Jacques Pradel : Je vous propose tout de suite de retrouver ce texte de la Déclaration des droits de l’homme lu par les comédiens Michel Etcheverry et Jean Négroni, qui sont avec nous également cet après-midi…
Michel Etcheverry : « Dans la charte, les peuples des Nations Unies ont proclamé à nouveau leur foi dans les droits fondamentaux de l’homme, dans la dignité et la valeur de la personne humaine et dans l’égalité des droits des hommes et des femmes. Ils se sont déclarés résolus à favoriser le progrès social et à instaurer des meilleures conditions de vie dans une liberté plus grande. Tous les êtres humains naissent libres et égaux en dignité et en droit. Ils sont doués de raison et de conscience et doivent agir les uns envers les autres dans un esprit de fraternité. Tout individu a droit à la vie, à la liberté et à la sûreté de sa personne. Toute personne a droit à un niveau de vie suffisant pour assurer sa santé, son bien-être et ceux de sa famille, notamment pour l’alimentation, l’habillement, le logement, les soins médicaux ainsi que pour les services sociaux nécessaires. Il a droit à la sécurité en cas de chômage, de maladie, d’invalidité, de veuvage, de vieillesse ou dans tous les autres cas de perte de ses moyens de subsistance par suite de circonstances indépendantes de sa volonté. La maternité et l’enfance ont droit à une aide et à une assistance spéciales.
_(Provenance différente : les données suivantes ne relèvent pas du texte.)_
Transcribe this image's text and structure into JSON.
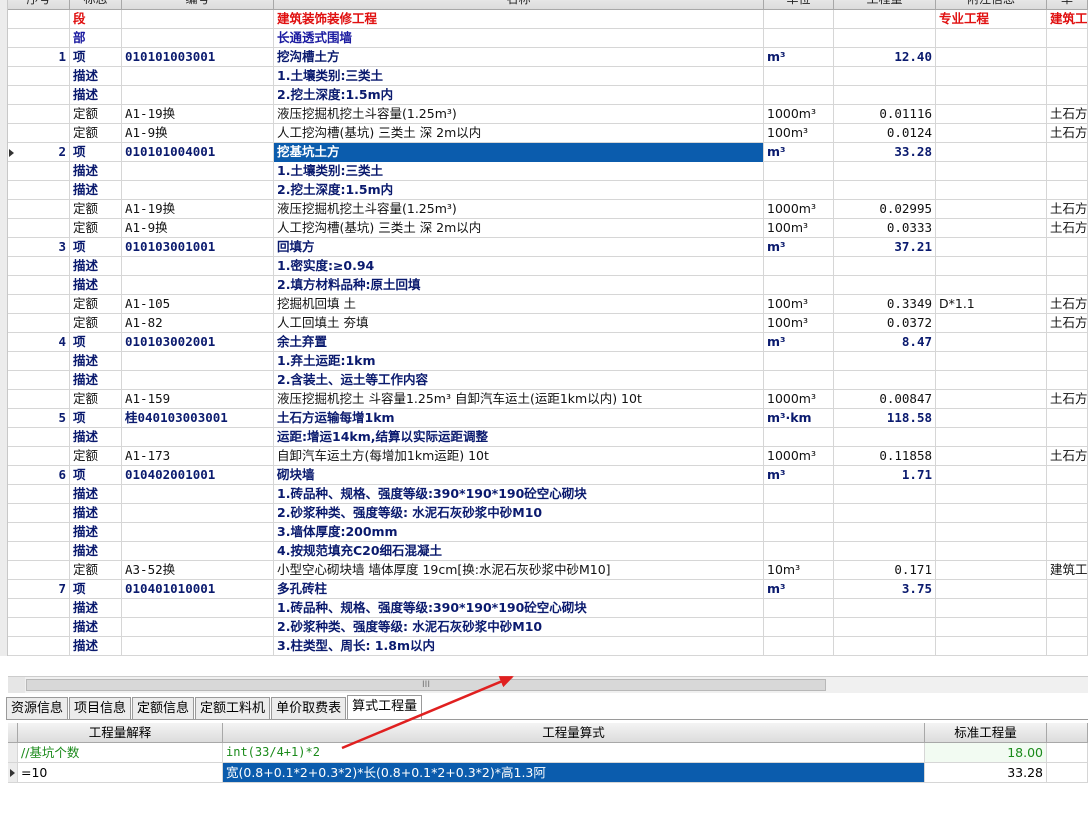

Tout individu a droit à la liberté d’opinion et d’expression, ce qui implique le droit de ne pas être inquiété pour ses opinions et celui de chercher, de recevoir et de répandre, sans considération de frontières, les informations et les idées par quelques moyens d’expression que ce soit. »
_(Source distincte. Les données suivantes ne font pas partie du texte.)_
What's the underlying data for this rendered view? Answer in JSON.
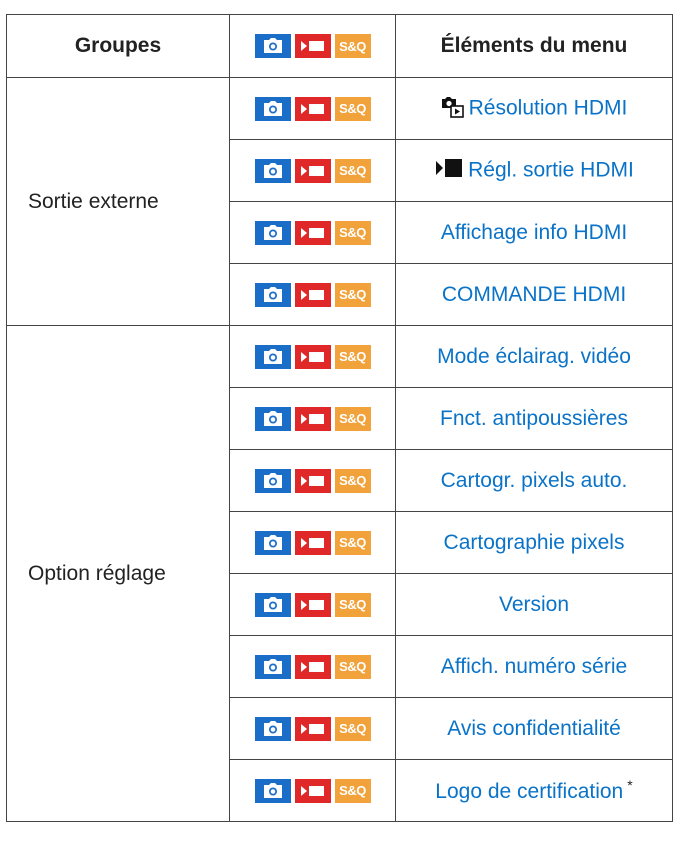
{
  "table": {
    "headers": {
      "groups": "Groupes",
      "items": "Éléments du menu"
    },
    "mode_badges": {
      "photo": "photo-mode-icon",
      "movie": "movie-mode-icon",
      "sq": "S&Q"
    },
    "colors": {
      "photo": "#1a6ec8",
      "movie": "#e02828",
      "sq": "#f2a23a",
      "link": "#0a73c8"
    },
    "groups": [
      {
        "label": "Sortie externe",
        "items": [
          {
            "label": "Résolution HDMI",
            "icon": "playback-camera-icon"
          },
          {
            "label": "Régl. sortie HDMI",
            "icon": "movie-record-icon"
          },
          {
            "label": "Affichage info HDMI"
          },
          {
            "label": "COMMANDE HDMI"
          }
        ]
      },
      {
        "label": "Option réglage",
        "items": [
          {
            "label": "Mode éclairag. vidéo"
          },
          {
            "label": "Fnct. antipoussières"
          },
          {
            "label": "Cartogr. pixels auto."
          },
          {
            "label": "Cartographie pixels"
          },
          {
            "label": "Version"
          },
          {
            "label": "Affich. numéro série"
          },
          {
            "label": "Avis confidentialité"
          },
          {
            "label": "Logo de certification",
            "footnote": "*"
          }
        ]
      }
    ]
  }
}
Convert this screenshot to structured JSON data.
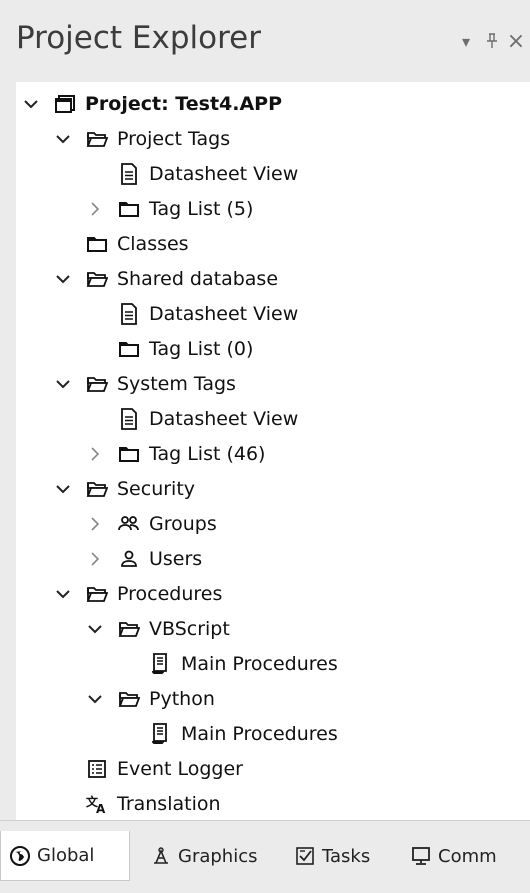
{
  "panel": {
    "title": "Project Explorer",
    "dropdown_glyph": "▾",
    "pin_glyph": "⊥",
    "close_glyph": "×"
  },
  "tree": [
    {
      "label": "Project: Test4.APP",
      "icon": "project-icon",
      "expanded": true,
      "bold": true
    },
    {
      "label": "Project Tags",
      "icon": "folder-open-icon",
      "expanded": true
    },
    {
      "label": "Datasheet View",
      "icon": "document-icon"
    },
    {
      "label": "Tag List (5)",
      "icon": "folder-closed-icon",
      "expanded": false
    },
    {
      "label": "Classes",
      "icon": "folder-closed-icon"
    },
    {
      "label": "Shared database",
      "icon": "folder-open-icon",
      "expanded": true
    },
    {
      "label": "Datasheet View",
      "icon": "document-icon"
    },
    {
      "label": "Tag List (0)",
      "icon": "folder-closed-icon"
    },
    {
      "label": "System Tags",
      "icon": "folder-open-icon",
      "expanded": true
    },
    {
      "label": "Datasheet View",
      "icon": "document-icon"
    },
    {
      "label": "Tag List (46)",
      "icon": "folder-closed-icon",
      "expanded": false
    },
    {
      "label": "Security",
      "icon": "folder-open-icon",
      "expanded": true
    },
    {
      "label": "Groups",
      "icon": "groups-icon",
      "expanded": false
    },
    {
      "label": "Users",
      "icon": "user-icon",
      "expanded": false
    },
    {
      "label": "Procedures",
      "icon": "folder-open-icon",
      "expanded": true
    },
    {
      "label": "VBScript",
      "icon": "folder-open-icon",
      "expanded": true
    },
    {
      "label": "Main Procedures",
      "icon": "script-icon"
    },
    {
      "label": "Python",
      "icon": "folder-open-icon",
      "expanded": true
    },
    {
      "label": "Main Procedures",
      "icon": "script-icon"
    },
    {
      "label": "Event Logger",
      "icon": "event-logger-icon"
    },
    {
      "label": "Translation",
      "icon": "translation-icon"
    }
  ],
  "tabs": [
    {
      "label": "Global",
      "icon": "global-icon",
      "active": true
    },
    {
      "label": "Graphics",
      "icon": "graphics-icon"
    },
    {
      "label": "Tasks",
      "icon": "tasks-icon"
    },
    {
      "label": "Comm",
      "icon": "comm-icon"
    }
  ]
}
Jean Négroni : Extrait du discours de René Cassin sur la Déclaration des Droits de l’homme, prononcé le 8 décembre 1958 à l’Académie des Sciences morales et politiques : « Animé de cet idéalisme pratique que Jacques Maritain avait appelé de ses vœux en août 1948, les participants ont exprimé une foi commune dans la destinée de l’homme, dégagé des principes d’action pouvant rallier toutes les bonnes volontés en vue d’élever les êtres humains, présents et à venir, en dignité et en aptitudes. L’obtention d’un tel accord a pu sembler une gageure mais c’est un fait que, loin de heurter fondamentalement des grands groupements humains, Etats ou confessions, elle a obtenu l’adhésion de l’ensemble des pays démocratiques, des démocraties populaires, des nations récemment émancipées des divers continents, et celle des Eglises. Certains ont audacieusement comparé l’ensemble de l’édifice à un temple. Plus modestement, et nous souvenant de la Tour de Babel, nous avons comparé la Déclaration à un portique dont le parvis est constitué par l’unité de la famille humaine. Le soubassement est formé par les principes généraux : liberté, égalité, non-discrimination et fraternité. Nous touchons ici à un des traits essentiels de la Déclaration universelle, érigée pour protéger la personne humaine trop souvent écrasée par l’oppression du milieu, le mépris, la misère et l’ignorance. Elle s’est bien gardée de reconnaître à l’homme des droits sans limitation ni contrepartie. Non seulement chacun a le devoir négatif de ne pas abuser de ses droits et facultés, mais il a encore le devoir positif de respecter les droits et libertés d’autrui. » (applaudissements.